Das wohl bekannteste literarische Beispiel der deutschsprachigen dramatischen Literatur dafür ist Friedrich Schillers ‚Wilhelm Tell’. Dort heißt es: "Beschloß er, da er Recht nicht konnte finden, Sich Rach’ zu holen mit der eignen Hand". Tells Racheakt, der Tyrannenmord, wird als politischer Befreiungsakt moralisch legitimiert. Der Rächer ein Held. Der Held ein Rächer. Das galt auch für Robin Hood, dem Rächer der Geächteten, der den Reichen nahm und den Armen gab.

Rache befriedigt
Heldisches ist nicht jedem gegeben; aber so ein kleiner Rächer wohnt in jedem von uns. Rachegedanken sind uns allen nicht fremd. Wer hat nicht ab und an das Bedürfnis nach so einer klitzekleinen Racheaktion, dem blöden Kollegen seine ewigen Sticheleien, seine Liebedienerei beim Chef heimzuzahlen.

Das kann ganz offen geschehen oder eben in der sicheren Deckung der sprichwörtlichen ‚Rache des kleinen Mannes’. Die ist vergleichsweise harmlos, aber sie erfüllt ihren Zweck.
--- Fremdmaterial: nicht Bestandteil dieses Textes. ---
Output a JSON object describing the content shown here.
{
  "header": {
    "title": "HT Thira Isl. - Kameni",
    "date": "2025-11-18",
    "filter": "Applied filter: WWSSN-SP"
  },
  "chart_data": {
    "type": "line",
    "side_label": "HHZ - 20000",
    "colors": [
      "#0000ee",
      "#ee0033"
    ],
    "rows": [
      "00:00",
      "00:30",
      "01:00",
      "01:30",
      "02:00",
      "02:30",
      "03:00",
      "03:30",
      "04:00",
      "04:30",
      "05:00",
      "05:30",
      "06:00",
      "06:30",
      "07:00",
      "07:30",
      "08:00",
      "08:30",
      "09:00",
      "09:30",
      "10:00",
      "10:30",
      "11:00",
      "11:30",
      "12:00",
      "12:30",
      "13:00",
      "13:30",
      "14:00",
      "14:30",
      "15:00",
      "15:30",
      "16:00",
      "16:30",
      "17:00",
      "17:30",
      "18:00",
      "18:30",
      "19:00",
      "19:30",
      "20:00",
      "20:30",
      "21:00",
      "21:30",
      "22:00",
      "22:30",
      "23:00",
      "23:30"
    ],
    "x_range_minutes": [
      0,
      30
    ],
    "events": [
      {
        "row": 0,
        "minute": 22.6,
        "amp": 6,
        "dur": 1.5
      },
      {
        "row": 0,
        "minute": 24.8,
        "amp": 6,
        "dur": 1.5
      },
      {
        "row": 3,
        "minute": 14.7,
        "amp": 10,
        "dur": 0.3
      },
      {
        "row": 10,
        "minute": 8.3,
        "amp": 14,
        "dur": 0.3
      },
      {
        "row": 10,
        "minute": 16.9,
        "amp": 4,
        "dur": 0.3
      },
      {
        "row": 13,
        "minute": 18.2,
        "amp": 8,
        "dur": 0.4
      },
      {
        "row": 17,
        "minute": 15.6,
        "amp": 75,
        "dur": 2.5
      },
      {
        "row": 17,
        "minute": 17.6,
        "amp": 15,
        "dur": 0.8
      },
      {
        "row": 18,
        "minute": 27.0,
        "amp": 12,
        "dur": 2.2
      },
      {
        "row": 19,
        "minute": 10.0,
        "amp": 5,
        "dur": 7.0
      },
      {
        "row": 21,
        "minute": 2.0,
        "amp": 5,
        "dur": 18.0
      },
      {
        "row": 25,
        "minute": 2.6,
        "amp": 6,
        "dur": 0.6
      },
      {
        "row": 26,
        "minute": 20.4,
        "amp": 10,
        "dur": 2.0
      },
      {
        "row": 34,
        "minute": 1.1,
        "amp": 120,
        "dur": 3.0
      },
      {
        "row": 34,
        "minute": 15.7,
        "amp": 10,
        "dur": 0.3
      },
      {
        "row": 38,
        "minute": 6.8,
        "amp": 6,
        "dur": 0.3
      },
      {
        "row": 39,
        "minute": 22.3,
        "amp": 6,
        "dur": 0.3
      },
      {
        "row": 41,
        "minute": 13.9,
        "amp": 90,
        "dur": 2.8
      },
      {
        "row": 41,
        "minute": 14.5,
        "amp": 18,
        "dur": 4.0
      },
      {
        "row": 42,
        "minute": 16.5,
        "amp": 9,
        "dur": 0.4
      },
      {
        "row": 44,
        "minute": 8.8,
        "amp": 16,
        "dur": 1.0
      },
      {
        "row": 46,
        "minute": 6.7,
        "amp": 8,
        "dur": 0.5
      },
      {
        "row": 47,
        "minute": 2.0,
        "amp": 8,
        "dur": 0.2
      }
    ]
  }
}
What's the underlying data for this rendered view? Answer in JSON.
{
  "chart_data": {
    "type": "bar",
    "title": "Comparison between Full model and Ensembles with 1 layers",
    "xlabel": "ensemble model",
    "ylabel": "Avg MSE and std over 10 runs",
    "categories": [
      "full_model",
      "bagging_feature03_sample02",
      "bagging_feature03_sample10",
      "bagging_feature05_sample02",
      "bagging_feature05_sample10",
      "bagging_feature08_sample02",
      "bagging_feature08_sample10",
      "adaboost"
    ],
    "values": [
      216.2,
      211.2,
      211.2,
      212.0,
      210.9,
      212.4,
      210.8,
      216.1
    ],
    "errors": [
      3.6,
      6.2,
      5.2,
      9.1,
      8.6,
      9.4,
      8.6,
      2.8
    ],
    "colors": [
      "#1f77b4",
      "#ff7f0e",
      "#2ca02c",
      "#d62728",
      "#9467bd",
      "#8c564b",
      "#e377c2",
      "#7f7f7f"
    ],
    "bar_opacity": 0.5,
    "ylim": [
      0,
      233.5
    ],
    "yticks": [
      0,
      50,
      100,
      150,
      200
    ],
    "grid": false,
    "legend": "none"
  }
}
Ist es etwa keine Genugtuung mit anzusehen, wie das Opfer unserer Rache verzweifelt nach wichtigen Unterlagen sucht und wir doch genau gesehen haben, dass sie versehentlich zwischen die dicken Kuverts im Postausgang geraten sind.

Gerechte Rache
Aber wir sagen nichts. Geschieht ihm ganz recht dem Unsympath.

Fragen zum Text
Die Redensart Auge um Auge, Zahn um Zahn bedeutet,…
1. Gleiches mit Gleichem vergelten.
2. dass eine Massenschlägerei stattfindet.
3. dass man zum Arzt gehen sollte.

Rache ist…
1. sauer.
2. salzig.
3. bitter.

Eine vergleichsweise harmlose, aber ihren Zweck erfüllende Form der Rache, ist die…
1. Rache der Zwerge.
2. Rache der starken Frauen.
3. Rache des kleinen Mannes.

Arbeitsauftrag
Rache ist süß - an wem würden Sie sich gerne mal rächen? Schmieden Sie einen Racheplan und schreiben Sie ihn auf. Aber bitte halten Sie es wie mit der Rache des kleinen Mannes: harmlos, aber effektiv.